Brazilian foreign minister Carlos Alberto Franco Franca said the war “endangers the lives of innocent civilians and jeopardises the food and energy security of millions of families in other regions”.

China’s foreign minister Wang Yi reaffirmed his country’s support of Ukraine’s territorial integrity in a meeting with Ukrainian Foreign Minister Dmytro Kuleba, an indirect criticism of Putin’s war.

World leaders gathering at the 77th UN General Assembly in New York City overruled a Russian objection to Ukrainian President Volodymyr Zelenskyy becoming the only world leader allowed to address the body remotely.

United States National Security Advisor Jake Sullivan said Putin’s mobilisation was a sign of weakness.

“What Putin has done is not exactly a sign of strength or confidence; frankly, it’s a sign that they’re struggling badly on the Russian side,” Sullivan said in an interview with the CBS news programme Face the Nation.

‘Sham’ referendums

On September 27, Russia said the four Ukrainian regions it largely occupies – Luhansk, Donetsk, Zaporizhia and Kherson – had voted overwhelmingly for annexation by Russia in referendums. The approval rates were in the 80th and 90th percentile, and turnout was well over 70 percent, said Russia.

European Union and US officials have called these “sham” referendums and say they will not recognise the results because the regions are under occupation and in a state of war.

Luhansk Governor Haidai said Russian pollsters were issuing passports in return for “yes” votes to the referendum.

In the devastated port of Mariupol, Ukraine’s military intelligence said occupation officials went door-to-door, forcing households that received humanitarian aid to vote.

Ukraine’s Centre for Countering Misinformation also reported other irregularities. In Kherson, a single family member would typically be asked to fill in several ballots for absent family members. In Enerhodar, the city housing workers at the Zaporizhzhia Nuclear Power Plant, ballots were reportedly brought door-to-door by armed men and filled in at gunpoint.

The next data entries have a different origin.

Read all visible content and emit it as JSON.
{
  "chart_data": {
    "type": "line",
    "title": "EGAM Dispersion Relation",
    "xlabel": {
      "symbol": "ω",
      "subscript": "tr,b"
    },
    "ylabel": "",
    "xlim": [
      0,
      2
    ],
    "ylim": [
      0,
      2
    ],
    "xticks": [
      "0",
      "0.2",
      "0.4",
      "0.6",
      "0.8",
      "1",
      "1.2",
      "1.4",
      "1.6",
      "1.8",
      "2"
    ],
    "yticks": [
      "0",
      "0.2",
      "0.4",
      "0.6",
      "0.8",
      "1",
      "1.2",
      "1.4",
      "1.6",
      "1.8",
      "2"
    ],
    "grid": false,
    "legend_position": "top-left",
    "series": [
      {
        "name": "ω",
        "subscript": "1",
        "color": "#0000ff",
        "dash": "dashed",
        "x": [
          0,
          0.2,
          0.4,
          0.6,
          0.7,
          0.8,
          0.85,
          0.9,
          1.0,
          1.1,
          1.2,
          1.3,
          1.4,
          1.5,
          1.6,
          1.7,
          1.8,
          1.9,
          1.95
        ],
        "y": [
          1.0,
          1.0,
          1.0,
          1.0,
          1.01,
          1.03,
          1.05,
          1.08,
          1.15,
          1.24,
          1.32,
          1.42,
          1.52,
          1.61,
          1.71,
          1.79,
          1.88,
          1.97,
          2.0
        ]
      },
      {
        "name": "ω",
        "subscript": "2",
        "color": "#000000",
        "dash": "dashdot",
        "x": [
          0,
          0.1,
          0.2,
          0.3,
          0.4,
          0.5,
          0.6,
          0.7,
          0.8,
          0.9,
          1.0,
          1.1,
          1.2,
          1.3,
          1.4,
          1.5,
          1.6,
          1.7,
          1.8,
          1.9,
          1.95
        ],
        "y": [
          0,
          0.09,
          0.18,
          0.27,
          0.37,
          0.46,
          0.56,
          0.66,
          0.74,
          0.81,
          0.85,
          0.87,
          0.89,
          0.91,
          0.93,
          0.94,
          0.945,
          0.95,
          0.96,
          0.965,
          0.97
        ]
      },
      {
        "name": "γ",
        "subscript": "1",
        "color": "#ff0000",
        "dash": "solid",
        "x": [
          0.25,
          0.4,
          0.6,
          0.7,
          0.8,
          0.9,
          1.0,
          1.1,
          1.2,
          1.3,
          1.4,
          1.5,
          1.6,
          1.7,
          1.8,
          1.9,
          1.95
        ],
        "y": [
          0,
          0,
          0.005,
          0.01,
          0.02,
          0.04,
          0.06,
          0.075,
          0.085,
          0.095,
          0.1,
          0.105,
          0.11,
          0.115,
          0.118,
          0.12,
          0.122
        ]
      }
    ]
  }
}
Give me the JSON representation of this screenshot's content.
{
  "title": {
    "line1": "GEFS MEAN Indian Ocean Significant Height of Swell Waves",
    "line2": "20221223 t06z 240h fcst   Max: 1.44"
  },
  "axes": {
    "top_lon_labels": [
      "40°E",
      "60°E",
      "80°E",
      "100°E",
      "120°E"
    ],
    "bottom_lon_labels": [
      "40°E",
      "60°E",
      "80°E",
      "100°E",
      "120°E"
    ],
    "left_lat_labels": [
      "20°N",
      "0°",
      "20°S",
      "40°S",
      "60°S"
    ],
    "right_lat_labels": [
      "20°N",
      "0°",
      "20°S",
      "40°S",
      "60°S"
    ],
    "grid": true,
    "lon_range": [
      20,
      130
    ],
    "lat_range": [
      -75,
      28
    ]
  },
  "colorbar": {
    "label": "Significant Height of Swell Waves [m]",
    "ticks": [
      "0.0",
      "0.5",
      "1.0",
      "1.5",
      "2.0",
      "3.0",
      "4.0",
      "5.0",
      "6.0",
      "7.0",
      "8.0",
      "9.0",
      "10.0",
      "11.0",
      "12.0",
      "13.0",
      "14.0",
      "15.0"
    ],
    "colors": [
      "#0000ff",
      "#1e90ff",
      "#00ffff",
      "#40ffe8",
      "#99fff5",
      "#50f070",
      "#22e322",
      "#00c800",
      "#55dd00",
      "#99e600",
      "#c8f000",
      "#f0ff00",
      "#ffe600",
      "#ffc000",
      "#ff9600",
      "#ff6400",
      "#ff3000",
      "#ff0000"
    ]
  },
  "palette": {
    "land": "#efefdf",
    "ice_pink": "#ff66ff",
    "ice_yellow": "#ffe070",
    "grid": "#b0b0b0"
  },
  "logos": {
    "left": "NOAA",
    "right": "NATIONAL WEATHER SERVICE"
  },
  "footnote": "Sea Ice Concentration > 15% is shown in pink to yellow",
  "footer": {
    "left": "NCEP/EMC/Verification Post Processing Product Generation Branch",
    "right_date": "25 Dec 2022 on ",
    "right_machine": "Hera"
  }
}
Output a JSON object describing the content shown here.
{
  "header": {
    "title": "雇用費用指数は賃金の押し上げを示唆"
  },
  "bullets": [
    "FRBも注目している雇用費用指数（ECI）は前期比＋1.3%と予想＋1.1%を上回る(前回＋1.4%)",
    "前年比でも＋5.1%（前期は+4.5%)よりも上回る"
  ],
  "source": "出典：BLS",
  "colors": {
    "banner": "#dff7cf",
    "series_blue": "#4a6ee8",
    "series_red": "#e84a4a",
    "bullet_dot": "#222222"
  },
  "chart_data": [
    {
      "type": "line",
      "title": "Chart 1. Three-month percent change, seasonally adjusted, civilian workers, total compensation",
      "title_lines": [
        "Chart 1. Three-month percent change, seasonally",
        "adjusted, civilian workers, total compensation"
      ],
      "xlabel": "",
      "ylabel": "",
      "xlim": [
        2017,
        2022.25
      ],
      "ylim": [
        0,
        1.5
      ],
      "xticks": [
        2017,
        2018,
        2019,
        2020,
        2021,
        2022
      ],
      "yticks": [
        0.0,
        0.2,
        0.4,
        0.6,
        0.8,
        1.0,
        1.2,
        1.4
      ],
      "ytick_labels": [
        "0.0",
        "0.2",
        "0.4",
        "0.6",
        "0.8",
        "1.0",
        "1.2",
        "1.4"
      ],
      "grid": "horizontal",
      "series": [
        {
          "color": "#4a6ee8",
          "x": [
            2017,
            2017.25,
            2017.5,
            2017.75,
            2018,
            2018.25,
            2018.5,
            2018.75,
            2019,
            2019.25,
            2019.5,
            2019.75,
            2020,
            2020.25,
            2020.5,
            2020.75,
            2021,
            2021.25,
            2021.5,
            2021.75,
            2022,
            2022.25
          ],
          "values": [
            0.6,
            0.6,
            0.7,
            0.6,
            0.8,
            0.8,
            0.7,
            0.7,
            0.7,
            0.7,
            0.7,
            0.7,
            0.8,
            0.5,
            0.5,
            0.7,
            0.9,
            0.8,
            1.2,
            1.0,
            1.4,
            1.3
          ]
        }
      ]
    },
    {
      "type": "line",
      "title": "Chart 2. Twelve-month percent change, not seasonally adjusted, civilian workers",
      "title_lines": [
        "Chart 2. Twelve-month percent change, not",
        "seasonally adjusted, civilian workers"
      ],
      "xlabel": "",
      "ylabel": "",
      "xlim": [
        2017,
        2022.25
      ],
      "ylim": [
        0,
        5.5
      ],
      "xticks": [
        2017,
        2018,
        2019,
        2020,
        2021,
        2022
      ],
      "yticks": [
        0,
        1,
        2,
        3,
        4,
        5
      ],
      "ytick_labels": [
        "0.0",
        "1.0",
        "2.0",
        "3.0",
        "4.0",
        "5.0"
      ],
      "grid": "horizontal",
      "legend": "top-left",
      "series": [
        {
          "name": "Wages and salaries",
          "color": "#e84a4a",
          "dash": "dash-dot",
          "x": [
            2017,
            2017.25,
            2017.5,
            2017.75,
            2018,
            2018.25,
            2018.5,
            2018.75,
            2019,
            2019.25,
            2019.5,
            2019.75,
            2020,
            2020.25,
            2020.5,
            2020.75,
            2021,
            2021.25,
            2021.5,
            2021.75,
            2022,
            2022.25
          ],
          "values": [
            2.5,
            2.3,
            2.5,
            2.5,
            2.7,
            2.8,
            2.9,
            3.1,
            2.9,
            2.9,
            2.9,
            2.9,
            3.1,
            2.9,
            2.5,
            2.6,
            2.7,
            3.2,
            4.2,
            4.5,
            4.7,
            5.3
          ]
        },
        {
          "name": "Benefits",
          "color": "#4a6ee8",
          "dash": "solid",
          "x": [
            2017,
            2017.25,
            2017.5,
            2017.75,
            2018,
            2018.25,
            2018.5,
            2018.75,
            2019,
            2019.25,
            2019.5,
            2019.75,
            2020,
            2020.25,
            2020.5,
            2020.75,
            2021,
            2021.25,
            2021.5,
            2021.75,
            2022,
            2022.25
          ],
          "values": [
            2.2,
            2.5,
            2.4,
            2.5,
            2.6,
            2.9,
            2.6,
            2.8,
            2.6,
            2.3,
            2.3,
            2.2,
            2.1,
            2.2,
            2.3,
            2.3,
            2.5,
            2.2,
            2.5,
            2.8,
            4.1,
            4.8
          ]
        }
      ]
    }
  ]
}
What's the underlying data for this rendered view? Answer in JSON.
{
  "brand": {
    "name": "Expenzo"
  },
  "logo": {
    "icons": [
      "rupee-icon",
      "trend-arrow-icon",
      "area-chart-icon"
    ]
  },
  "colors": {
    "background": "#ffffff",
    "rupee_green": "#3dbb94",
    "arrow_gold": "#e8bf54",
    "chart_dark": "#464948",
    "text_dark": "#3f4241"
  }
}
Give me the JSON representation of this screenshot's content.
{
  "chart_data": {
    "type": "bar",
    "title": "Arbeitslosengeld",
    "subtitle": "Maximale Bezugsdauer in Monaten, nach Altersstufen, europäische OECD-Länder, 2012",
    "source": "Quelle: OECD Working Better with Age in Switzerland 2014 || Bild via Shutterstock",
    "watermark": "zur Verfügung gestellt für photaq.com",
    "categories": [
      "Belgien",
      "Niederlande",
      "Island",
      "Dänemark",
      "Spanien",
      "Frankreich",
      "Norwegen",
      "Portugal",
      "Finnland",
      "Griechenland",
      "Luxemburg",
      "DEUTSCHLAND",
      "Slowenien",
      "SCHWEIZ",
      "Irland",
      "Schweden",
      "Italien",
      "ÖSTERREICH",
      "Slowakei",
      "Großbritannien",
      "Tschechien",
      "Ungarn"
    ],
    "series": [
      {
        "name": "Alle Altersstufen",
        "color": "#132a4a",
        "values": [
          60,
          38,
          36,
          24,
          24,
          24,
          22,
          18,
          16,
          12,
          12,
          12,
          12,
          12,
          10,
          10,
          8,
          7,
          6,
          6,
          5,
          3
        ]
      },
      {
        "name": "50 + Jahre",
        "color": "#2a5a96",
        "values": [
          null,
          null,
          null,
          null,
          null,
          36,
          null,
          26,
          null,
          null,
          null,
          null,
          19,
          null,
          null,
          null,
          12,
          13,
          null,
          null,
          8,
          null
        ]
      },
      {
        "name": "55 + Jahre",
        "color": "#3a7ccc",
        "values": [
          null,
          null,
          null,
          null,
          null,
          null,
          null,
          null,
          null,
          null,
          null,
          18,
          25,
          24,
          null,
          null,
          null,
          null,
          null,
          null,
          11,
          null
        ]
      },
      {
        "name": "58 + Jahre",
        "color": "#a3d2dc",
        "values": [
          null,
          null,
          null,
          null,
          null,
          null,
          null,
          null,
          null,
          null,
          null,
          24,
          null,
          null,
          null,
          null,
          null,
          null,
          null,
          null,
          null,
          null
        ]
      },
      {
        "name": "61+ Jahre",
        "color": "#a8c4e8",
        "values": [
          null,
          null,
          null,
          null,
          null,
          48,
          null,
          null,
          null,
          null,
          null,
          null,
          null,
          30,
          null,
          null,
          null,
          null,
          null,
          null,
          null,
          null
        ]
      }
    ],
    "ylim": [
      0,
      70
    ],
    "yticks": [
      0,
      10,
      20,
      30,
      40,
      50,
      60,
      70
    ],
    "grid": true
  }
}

Ukraine’s nuclear plant administrator, Energoatom, said plant workers were overwhelmingly against the annexation of the Zaporizhia region, so Russian troops (of whom there are 4,500 at the plant) dressed as workers and mingled with the real staff during a shift change, speaking in favour of the Russian occupation to Russian media who were present. They then, reportedly, cast ballots in favour of annexation.

Counteroffensive continues

Throughout the week, Ukrainian counteroffensives continued to claw back territory. In Kharkiv, Ukrainian forces moved well east of the Oskil River, creating enclaves of liberated settlements north and south of Lyman in the Donetsk region, and suggesting the recapture of the city is only a matter of time.

Ukraine also said it has liberated 59 settlements in the southern region of Kherson since the start of its counteroffensive on August 29.

Ukraine’s armed forces were continuing to corrode Russian fighting capacity by hitting ammunition and equipment concentrations. Sometime between September 17 and 23, they destroyed two ammunition warehouses, they said, without specifying where.

On September 25, Ukraine’s forces in Kherson destroyed two ammunition warehouses and struck crossing points across the Dnieper River at Nova Kakhovka, Ukraine said.